Al 13 novembre, un totale di 980 camion di aiuti umanitari sono stati autorizzati ad entrare nella Striscia di Gaza, secondo le Nazioni Unite, un numero di gran lunga inferiore alle necessità della popolazione. Il Sottosegretario Generale ha ricordato che prima dell’inizio dell’assedio, la popolazione della Striscia di Gaza aveva bisogno di 500 camion di aiuti umanitari al giorno.

La dichiarazione invita inoltre il procuratore della Corte penale internazionale a completare le indagini sui crimini di guerra e sui crimini contro l’umanità commessi da Israele. Il Segretariato Generale è stato incaricato di creare due unità di monitoraggio legale specializzate per documentare tutti i crimini commessi dalle autorità di occupazione contro il popolo palestinese, nonché piattaforme mediatiche digitali per pubblicare e denunciare le loro pratiche illegittime e disumane.

La Corte Penale Internazionale sta indagando sui crimini commessi a Gaza e in Cisgiordania dal 2014. Il 30 ottobre, il Procuratore capo della CPI Karim Khan ha dichiarato che «tutti i crimini commessi nel territorio della Palestina da entrambe le parti» saranno indagati. Sebbene la risoluzione adottata dai Paesi arabi e musulmani presenti al Vertice di Riyadh abbia descritto «l’attuale aggressione israeliana» come un crimine di guerra, nessun Paese occidentale ha ancora avanzato accuse simili. Durante una visita la scorsa settimana a Rafah, al confine con Gaza, l’Alto Commissario delle Nazioni Unite per i Diritti Umani, Volker Türk, ha dichiarato che Israele e Hamas hanno entrambi commesso crimini di guerra. Lo Stato ebraico si difende da questa accusa, sostenendo che i suoi attacchi a Gaza sono condotti con attenzione per ridurre al minimo le vittime civili, il cui numero è in costante aumento dal 7 ottobre. Secondo i dati forniti dal Ministero della Sanità di Gaza, controllato da Hamas, dal 7 ottobre sono stati uccisi 11.000 palestinesi e circa 1.200 israeliani.

Un comitato composto da diversi ministri degli Esteri, tra cui il Regno dell’Arabia Saudita, che presiede il Vertice Arabo e Islamico, oltre a Giordania, Egitto, Qatar, Turchia, Indonesia, Nigeria e Palestina, è stato incaricato di comunicare le posizioni dei vari leader alla comunità internazionale, per accelerare la fine di questa guerra, per alleviare le sofferenze del popolo palestinese a Gaza e in Cisgiordania e per promuovere un autentico processo di pace che porti alla creazione di uno Stato palestinese sovrano sul suo territorio, nel quadro dell’iniziativa di pace araba.

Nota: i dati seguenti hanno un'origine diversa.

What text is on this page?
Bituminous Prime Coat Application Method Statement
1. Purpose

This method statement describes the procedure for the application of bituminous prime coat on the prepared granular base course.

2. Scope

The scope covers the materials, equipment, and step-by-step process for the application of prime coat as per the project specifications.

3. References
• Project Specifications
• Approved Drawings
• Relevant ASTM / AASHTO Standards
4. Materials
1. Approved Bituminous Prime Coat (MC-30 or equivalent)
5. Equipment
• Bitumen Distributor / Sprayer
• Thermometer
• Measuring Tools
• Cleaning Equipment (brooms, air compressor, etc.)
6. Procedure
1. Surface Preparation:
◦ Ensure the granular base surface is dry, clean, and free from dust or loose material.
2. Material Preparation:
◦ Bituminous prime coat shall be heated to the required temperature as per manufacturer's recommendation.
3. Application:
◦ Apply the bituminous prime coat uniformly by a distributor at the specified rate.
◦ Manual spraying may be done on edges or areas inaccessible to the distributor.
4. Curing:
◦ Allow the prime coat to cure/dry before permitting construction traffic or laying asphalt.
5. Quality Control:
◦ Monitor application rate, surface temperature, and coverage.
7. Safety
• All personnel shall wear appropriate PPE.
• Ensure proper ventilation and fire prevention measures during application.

Non c’è dubbio che la popolazione di Gaza e della Palestina in generale abbia il diritto di aspettarsi molto da noi e dai leader arabi. Credo che questi ultimi e i leader musulmani abbiano risposto oggi a queste aspettative e si siano sforzati di soddisfarle adottando decisioni e meccanismi efficaci, primi fra tutti quelli che ho citato, volti a rompere immediatamente l’assedio di Gaza e a fornire gli aiuti necessari alla popolazione. 

Oltre a chiedere la fine della guerra e il ripristino degli aiuti umanitari, la dichiarazione finale del Vertice chiede anche di fermare la fornitura di armi a Israele, che vengono «utilizzate dall’esercito e dai coloni terroristi per uccidere il popolo palestinese e distruggere le loro case, ospedali, scuole, moschee e chiese». All’interno del Dipartimento di Stato degli Stati Uniti e dell’Agenzia statunitense per lo Sviluppo Internazionale, 100 funzionari hanno firmato un promemoria che critica l’«incrollabile assistenza militare» fornita a Israele dopo l’attacco del 7 ottobre, «senza una linea rossa chiara o realizzabile».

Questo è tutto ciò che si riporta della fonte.